Charles Raymond sur le site dans Assomption sud, lors de la journée « enneigée » de la semaine dernière (photo : EMM).

Coup d’éclat… qui en laisse plusieurs perplexes

Dans le cadre de l’entrevue de la semaine dernière, Charles Raymond avait notamment soumis à EST MÉDIA Montréal un document proposant plusieurs mesures d’atténuation, certaines spectaculaires, qui auraient été présentées aux élus des deux administrations municipales depuis 2017 (Ménard et Lessard-Blais) comme des possibilités pouvant être envisagées, document qui aurait aussi été présenté à quelques citoyens s’opposant au projet à l’époque selon l’homme d’affaires. Quelques esquisses ont été publiées dans notre article du 24 avril dernier. Aussi, Charles Raymond affirmait ne pouvoir absolument pas changer quoi que ce soit à son plan présenté en Cour sans devoir obtenir un nouveau permis de la Ville, démarche qu’il refuse catégoriquement de faire pour l’instant compte tenu de la saga judiciaire qu’il vient de vivre.

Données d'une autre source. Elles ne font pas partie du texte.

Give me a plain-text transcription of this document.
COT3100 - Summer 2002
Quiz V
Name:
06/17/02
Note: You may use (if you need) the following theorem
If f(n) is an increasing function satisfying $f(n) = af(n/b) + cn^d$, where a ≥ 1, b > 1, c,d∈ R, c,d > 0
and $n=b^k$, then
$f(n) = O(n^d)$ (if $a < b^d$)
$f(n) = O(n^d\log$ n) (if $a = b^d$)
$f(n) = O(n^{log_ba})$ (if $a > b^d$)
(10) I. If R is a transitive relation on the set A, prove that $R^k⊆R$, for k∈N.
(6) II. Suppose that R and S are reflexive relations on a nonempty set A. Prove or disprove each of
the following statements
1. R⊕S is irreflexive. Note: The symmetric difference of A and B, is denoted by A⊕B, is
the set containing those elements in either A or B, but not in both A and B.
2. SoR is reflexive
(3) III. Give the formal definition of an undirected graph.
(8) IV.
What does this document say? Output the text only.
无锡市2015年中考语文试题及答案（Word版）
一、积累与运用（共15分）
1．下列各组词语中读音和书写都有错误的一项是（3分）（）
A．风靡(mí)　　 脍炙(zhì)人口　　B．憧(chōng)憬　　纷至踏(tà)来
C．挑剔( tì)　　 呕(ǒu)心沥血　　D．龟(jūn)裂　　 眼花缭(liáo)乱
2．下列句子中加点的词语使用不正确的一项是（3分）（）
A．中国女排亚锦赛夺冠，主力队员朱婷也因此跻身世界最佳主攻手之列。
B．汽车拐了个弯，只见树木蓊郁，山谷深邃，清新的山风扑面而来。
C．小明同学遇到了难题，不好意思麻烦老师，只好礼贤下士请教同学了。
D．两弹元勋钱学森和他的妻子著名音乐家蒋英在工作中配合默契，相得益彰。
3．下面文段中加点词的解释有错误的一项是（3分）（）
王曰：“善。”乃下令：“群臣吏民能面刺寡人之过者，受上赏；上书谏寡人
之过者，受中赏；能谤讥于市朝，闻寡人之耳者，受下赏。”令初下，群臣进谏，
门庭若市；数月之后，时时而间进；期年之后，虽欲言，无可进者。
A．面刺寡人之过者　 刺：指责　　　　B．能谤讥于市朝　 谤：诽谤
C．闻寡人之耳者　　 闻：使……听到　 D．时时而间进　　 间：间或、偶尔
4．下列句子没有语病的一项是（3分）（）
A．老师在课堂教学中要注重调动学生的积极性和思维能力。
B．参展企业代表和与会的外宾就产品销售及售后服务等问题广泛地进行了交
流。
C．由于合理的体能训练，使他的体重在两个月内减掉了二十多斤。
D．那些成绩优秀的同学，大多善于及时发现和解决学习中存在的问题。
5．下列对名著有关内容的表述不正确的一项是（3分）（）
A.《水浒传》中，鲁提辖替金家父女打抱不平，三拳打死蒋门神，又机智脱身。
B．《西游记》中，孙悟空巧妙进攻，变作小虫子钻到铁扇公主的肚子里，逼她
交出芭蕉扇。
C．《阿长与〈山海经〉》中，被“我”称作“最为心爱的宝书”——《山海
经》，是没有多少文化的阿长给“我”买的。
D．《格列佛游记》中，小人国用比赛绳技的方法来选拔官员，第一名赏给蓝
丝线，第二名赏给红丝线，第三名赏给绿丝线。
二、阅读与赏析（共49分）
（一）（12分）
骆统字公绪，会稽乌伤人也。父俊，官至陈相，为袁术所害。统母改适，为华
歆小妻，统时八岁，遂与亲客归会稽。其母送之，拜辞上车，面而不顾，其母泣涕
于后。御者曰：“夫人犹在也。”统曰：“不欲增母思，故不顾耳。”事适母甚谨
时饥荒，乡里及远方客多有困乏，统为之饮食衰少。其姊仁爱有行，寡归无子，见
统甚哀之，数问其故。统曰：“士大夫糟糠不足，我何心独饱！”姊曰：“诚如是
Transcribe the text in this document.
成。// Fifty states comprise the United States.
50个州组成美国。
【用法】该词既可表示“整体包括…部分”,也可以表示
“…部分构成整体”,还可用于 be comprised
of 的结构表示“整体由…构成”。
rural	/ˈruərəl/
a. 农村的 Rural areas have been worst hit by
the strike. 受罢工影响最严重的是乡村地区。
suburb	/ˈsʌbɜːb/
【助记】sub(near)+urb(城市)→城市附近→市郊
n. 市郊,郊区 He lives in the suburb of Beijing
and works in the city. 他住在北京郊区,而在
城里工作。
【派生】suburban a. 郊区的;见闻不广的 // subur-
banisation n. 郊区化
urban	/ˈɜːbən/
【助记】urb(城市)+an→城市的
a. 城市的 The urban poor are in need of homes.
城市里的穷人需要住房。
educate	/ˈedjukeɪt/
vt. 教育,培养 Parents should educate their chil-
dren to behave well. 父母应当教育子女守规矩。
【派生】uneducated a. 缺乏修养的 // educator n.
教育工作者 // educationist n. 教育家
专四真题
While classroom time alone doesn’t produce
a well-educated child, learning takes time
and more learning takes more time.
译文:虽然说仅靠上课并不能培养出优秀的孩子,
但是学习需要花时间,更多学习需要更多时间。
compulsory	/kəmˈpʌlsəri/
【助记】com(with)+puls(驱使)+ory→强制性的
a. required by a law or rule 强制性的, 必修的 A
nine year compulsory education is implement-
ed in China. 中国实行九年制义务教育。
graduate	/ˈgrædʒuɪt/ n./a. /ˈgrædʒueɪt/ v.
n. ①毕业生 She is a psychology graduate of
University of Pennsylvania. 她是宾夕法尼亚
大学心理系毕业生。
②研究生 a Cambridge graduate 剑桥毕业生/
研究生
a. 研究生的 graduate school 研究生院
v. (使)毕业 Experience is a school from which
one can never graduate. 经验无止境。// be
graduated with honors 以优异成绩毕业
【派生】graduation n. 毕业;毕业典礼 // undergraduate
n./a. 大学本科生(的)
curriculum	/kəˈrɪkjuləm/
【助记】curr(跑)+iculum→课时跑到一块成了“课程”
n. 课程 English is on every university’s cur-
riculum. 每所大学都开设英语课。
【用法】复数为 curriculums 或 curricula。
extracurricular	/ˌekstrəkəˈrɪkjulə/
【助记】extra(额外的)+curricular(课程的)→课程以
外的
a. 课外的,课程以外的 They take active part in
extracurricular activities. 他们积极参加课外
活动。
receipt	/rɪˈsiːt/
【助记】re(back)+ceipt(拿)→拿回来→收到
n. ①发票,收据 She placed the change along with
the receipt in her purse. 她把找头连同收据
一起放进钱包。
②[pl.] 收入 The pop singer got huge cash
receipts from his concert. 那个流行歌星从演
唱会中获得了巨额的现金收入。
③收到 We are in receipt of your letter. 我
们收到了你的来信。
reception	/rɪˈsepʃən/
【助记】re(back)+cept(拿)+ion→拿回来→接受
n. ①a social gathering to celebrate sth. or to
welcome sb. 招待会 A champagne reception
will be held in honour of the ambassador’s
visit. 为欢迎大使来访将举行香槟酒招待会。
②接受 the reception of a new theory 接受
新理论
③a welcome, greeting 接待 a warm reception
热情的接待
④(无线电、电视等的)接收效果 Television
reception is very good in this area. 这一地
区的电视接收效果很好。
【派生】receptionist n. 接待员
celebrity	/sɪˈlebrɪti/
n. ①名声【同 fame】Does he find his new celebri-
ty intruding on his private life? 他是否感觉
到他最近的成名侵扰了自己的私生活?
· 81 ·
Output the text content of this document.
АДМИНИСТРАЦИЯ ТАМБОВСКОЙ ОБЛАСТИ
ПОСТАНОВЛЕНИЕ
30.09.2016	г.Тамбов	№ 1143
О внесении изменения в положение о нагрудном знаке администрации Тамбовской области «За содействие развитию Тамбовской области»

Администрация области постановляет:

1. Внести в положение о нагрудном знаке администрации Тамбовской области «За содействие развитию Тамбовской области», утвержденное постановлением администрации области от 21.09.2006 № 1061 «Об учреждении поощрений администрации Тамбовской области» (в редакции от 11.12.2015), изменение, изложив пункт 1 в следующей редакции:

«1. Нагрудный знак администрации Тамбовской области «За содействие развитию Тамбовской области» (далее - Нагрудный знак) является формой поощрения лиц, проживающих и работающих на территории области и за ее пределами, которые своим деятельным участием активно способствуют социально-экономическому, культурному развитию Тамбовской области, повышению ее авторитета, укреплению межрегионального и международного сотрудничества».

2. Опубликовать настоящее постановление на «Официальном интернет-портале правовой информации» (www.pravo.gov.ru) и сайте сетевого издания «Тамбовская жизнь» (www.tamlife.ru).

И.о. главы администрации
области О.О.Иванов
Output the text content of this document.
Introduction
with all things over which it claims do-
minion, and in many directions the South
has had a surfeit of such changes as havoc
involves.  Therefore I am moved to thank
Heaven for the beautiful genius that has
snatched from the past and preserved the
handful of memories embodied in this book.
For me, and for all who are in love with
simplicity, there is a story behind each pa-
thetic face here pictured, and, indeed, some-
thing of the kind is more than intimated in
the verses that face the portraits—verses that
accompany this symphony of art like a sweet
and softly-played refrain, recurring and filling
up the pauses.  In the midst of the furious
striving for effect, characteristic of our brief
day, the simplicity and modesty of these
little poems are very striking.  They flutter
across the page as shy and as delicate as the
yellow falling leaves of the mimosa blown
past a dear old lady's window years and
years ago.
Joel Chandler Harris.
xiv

Donc pour le moment, aucune mesure d’atténuation des nuisances en vue, à moins que l’administration municipale ne s’entende préalablement avec l’entreprise, donc accepte de discuter des possibilités avec Charles Raymond, invitation refusée jusqu’ici par l’arrondissement affirme M. Raymond.

Image tirée du document de Ray-Mont Logistiques qui aurait été présenté aux dirigeants de l’arrondissement.

Toute cette histoire rocambolesque a vite ravivé la flamme la semaine dernière, bien sûr des opposants (surtout des résidents des alentours), mais aussi des parties prenantes concernées et de la population en général. Preuve en est que la rencontre Zoom d’hier affichait complet avec 100 participants, soit la limite de la licence achetée par Concertation Assomption sud–Longue-Pointe, et on ne sait donc pas combien d’autres personnes n’ont pu se brancher (beaucoup de gens ont signalé sur les réseaux sociaux qu’ils ne pouvaient accéder à l’événement). Toutefois, il parait que l’enregistrement de la rencontre est disponible en ligne ou le sera bientôt (nous n’avons pas trouvé de lien ce matin). La particularité de cette rencontre résidait dans la présence, pour une première fois publiquement, de Charles Raymond, qui avait annoncé son intention de parler de son projet « en toute transparence » et de répondre aux questions des participants. Il avait affirmé dans l’article de la semaine dernière qu’il espérait la participation d’élus à cette rencontre et du plus large auditoire possible.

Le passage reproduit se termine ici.